Much of this argument was hung on a current book by the University of Pennsylvania’s Daniel J. Hopkins called The Increasingly United States. So, full disclosure, I’ve just added the book to my Kindle, but haven’t read it yet, so I can’t pretend to do justice to him and the rightness or wrongness of his argument, but I can follow Mounk’s argument pretty well.
There is a lot going for it. National party platforms have become more easily distinguishable. Issues are more ideological, though the divisions in both parties between moderates and extremes within these platforms are stark, there are signposts that are easily observable by most voters. Certainly, communications through daily news channels have become heavily nationalized with less and less local coverage past the blood and gore, traffic and crime beats.
The point is made that voters “have grown less able to name their governor and less likely to vote in local elections.” The structure of the ballot and the diminishment of standard civics undoubtedly plays a role as well, but there has been a falloff from the top to the bottom of the ballot virtually forever unless there are heated local contests.
I don’t want to quibble though.
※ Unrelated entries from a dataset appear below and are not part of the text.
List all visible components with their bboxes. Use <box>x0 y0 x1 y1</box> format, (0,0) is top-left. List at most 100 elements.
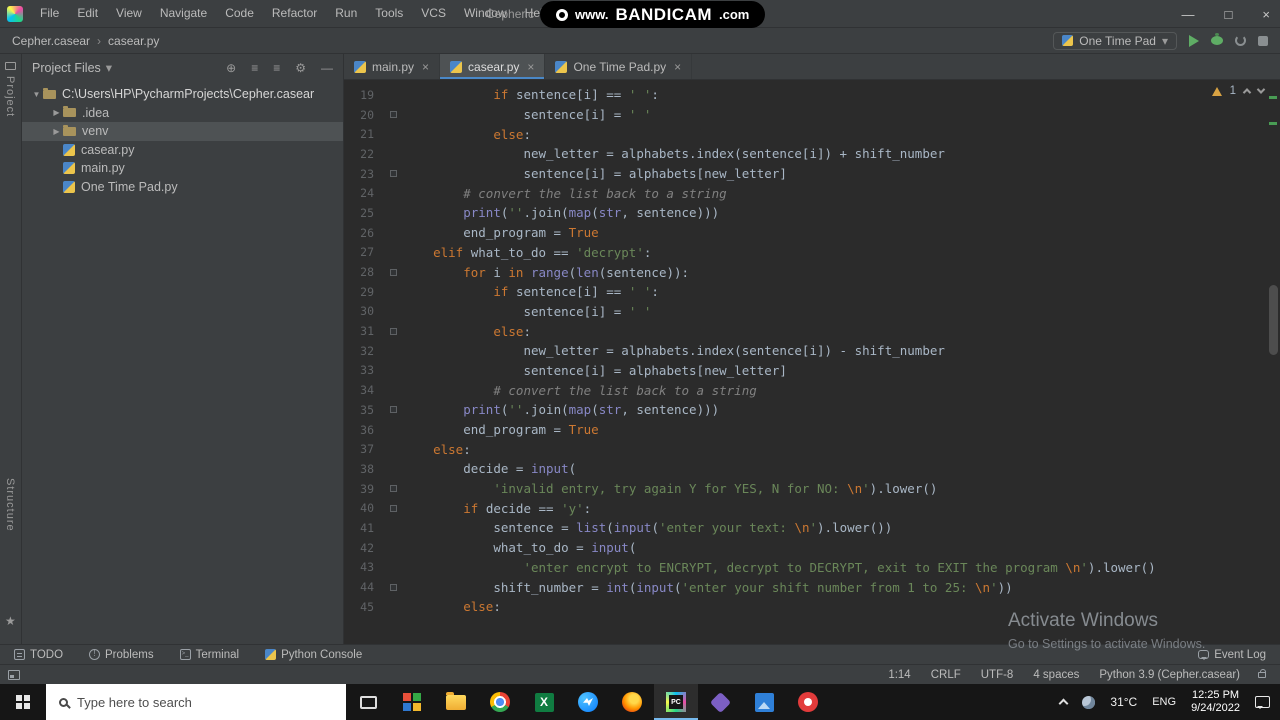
menu-code[interactable]: Code <box>216 0 263 27</box>
taskbar-messenger[interactable] <box>566 684 610 720</box>
tool-window-toggle-icon[interactable] <box>8 669 20 680</box>
maximize-button[interactable]: □ <box>1225 7 1233 22</box>
line-separator[interactable]: CRLF <box>931 669 961 681</box>
tab-casear-py[interactable]: casear.py × <box>440 54 546 79</box>
bandicam-icon <box>798 692 818 712</box>
code-line: 28 for i in range(len(sentence)): <box>344 262 1280 282</box>
taskbar-excel[interactable] <box>522 684 566 720</box>
expand-all-icon[interactable]: ≡ <box>251 61 258 75</box>
menu-view[interactable]: View <box>107 0 151 27</box>
fold-marker-icon[interactable] <box>390 504 397 512</box>
code-editor[interactable]: 19 if sentence[i] == ' ': 20 sentence[i] = … <box>344 80 1280 644</box>
stripe-project-button[interactable]: Project <box>4 76 16 117</box>
tree-arrow-icon[interactable]: ▼ <box>30 90 43 99</box>
code-line: 30 sentence[i] = ' ' <box>344 302 1280 322</box>
code-text: elif what_to_do == 'decrypt': <box>433 244 652 260</box>
inspections-widget[interactable]: 1 <box>1211 85 1266 97</box>
tool-window-todo[interactable]: TODO <box>14 649 63 661</box>
menu-file[interactable]: File <box>31 0 68 27</box>
tab-close-icon[interactable]: × <box>422 60 429 74</box>
close-button[interactable]: × <box>1262 7 1270 22</box>
tab-one-time-pad-py[interactable]: One Time Pad.py × <box>545 54 693 79</box>
fold-marker-icon[interactable] <box>390 327 397 335</box>
tree-item-venv[interactable]: ▶ venv <box>22 122 343 141</box>
next-problem-icon[interactable] <box>1256 85 1266 94</box>
fold-marker-icon[interactable] <box>390 485 397 493</box>
tree-item-one-time-pad-py[interactable]: One Time Pad.py <box>22 178 343 197</box>
visual-studio-icon <box>709 691 731 713</box>
taskbar-pycharm[interactable] <box>654 684 698 720</box>
code-text: sentence[i] = ' ' <box>523 303 652 319</box>
project-view-selector[interactable]: Project Files <box>32 61 101 75</box>
tool-window-terminal[interactable]: Terminal <box>179 649 239 661</box>
python-file-icon <box>63 143 75 156</box>
taskbar-photos[interactable] <box>742 684 786 720</box>
python-interpreter[interactable]: Python 3.9 (Cepher.casear) <box>1099 669 1240 681</box>
indent-style[interactable]: 4 spaces <box>1033 669 1079 681</box>
tree-item-c-users-hp-pycharmprojects-cepher-casear[interactable]: ▼ C:\Users\HP\PycharmProjects\Cepher.case… <box>22 85 343 104</box>
tree-item-casear-py[interactable]: casear.py <box>22 141 343 160</box>
menu-refactor[interactable]: Refactor <box>263 0 326 27</box>
code-line: 44 shift_number = int(input('enter your s… <box>344 577 1280 597</box>
navigation-bar: Cepher.casear › casear.py One Time Pad ▾ <box>0 28 1280 54</box>
prev-problem-icon[interactable] <box>1242 88 1252 97</box>
file-encoding[interactable]: UTF-8 <box>981 669 1014 681</box>
tree-arrow-icon[interactable]: ▶ <box>50 127 63 136</box>
taskbar-visual-studio[interactable] <box>698 684 742 720</box>
taskbar-chrome[interactable] <box>478 684 522 720</box>
taskbar-clock[interactable]: 12:25 PM 9/24/2022 <box>1191 689 1240 715</box>
tool-window-python-console[interactable]: Python Console <box>265 649 362 661</box>
breadcrumb-file[interactable]: casear.py <box>108 34 159 48</box>
fold-marker-icon[interactable] <box>390 583 397 591</box>
language-indicator[interactable]: ENG <box>1152 696 1176 708</box>
hide-panel-icon[interactable]: — <box>321 61 333 75</box>
event-log-button[interactable]: Event Log <box>1198 649 1266 661</box>
run-button[interactable] <box>1189 34 1199 47</box>
taskbar-task-view[interactable] <box>346 684 390 720</box>
taskbar-firefox[interactable] <box>610 684 654 720</box>
read-lock-icon[interactable] <box>1258 668 1266 678</box>
collapse-all-icon[interactable]: ≡ <box>273 61 280 75</box>
minimize-button[interactable]: — <box>1182 7 1195 22</box>
menu-navigate[interactable]: Navigate <box>151 0 216 27</box>
start-button[interactable] <box>0 684 46 720</box>
tab-close-icon[interactable]: × <box>527 60 534 74</box>
code-line: 36 end_program = True <box>344 420 1280 440</box>
stop-button[interactable] <box>1258 35 1268 46</box>
fold-marker-icon[interactable] <box>390 170 397 178</box>
stripe-structure-button[interactable]: Structure <box>4 478 16 532</box>
menu-tools[interactable]: Tools <box>366 0 412 27</box>
taskbar-bandicam[interactable] <box>786 684 830 720</box>
tree-arrow-icon[interactable]: ▶ <box>50 108 63 117</box>
project-stripe-icon[interactable] <box>5 62 16 70</box>
editor-scrollbar[interactable] <box>1269 285 1278 355</box>
taskbar-search[interactable] <box>46 684 346 720</box>
tab-main-py[interactable]: main.py × <box>344 54 441 79</box>
tool-window-problems[interactable]: Problems <box>89 649 154 661</box>
tree-item-idea[interactable]: ▶ .idea <box>22 104 343 123</box>
chevron-up-icon[interactable] <box>1058 698 1069 709</box>
menu-run[interactable]: Run <box>326 0 366 27</box>
menu-vcs[interactable]: VCS <box>412 0 455 27</box>
menu-edit[interactable]: Edit <box>68 0 107 27</box>
locate-file-icon[interactable]: ⊕ <box>226 61 236 75</box>
favorites-star-icon[interactable]: ★ <box>5 614 16 628</box>
fold-marker-icon[interactable] <box>390 406 397 414</box>
taskbar-file-explorer[interactable] <box>434 684 478 720</box>
debug-button[interactable] <box>1211 33 1223 45</box>
fold-marker-icon[interactable] <box>390 268 397 276</box>
caret-position[interactable]: 1:14 <box>888 669 910 681</box>
search-input[interactable] <box>77 694 346 710</box>
notification-center-icon[interactable] <box>1255 696 1270 709</box>
pycharm-window: File Edit View Navigate Code Refactor Run Tools… <box>0 0 1280 720</box>
weather-temperature[interactable]: 31°C <box>1110 695 1137 709</box>
taskbar-grid-app[interactable] <box>390 684 434 720</box>
fold-marker-icon[interactable] <box>390 111 397 119</box>
breadcrumb-project[interactable]: Cepher.casear <box>12 34 90 48</box>
tab-close-icon[interactable]: × <box>674 60 681 74</box>
run-configuration-selector[interactable]: One Time Pad ▾ <box>1053 31 1177 50</box>
tree-item-main-py[interactable]: main.py <box>22 159 343 178</box>
rerun-button[interactable] <box>1235 35 1246 46</box>
settings-gear-icon[interactable]: ⚙ <box>295 61 306 75</box>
The real issue that leaves me scratching my head as I try to absorb this argument is less about politics and more about power. Parties are still pretty weak in resources, structure, and their roles in daily life outside of the direct election cycle, so it is hard for me to believe that they have reached peak power in our democracy in the way being speculated in these reports.
Power is still very diffuse. The impact of money is huge and the right with the Koch’s and the left with the Steyer’s have proven that money is especially powerful in moving the dial in the more localized frameworks of states and cities. The way power devolved to the states and the stark differences between life and citizen expression and benefits in blue versus red states, Democratic versus Republican states, continues to make a case that pretending that all politics is national puts all of us in peril.
The truth still remains that without a strong local base, it is hard to move the political needle nationally. My advice for what it is worth continues to be: don’t move to Washington. If you want to change the country, dig deep, and do the job where you are.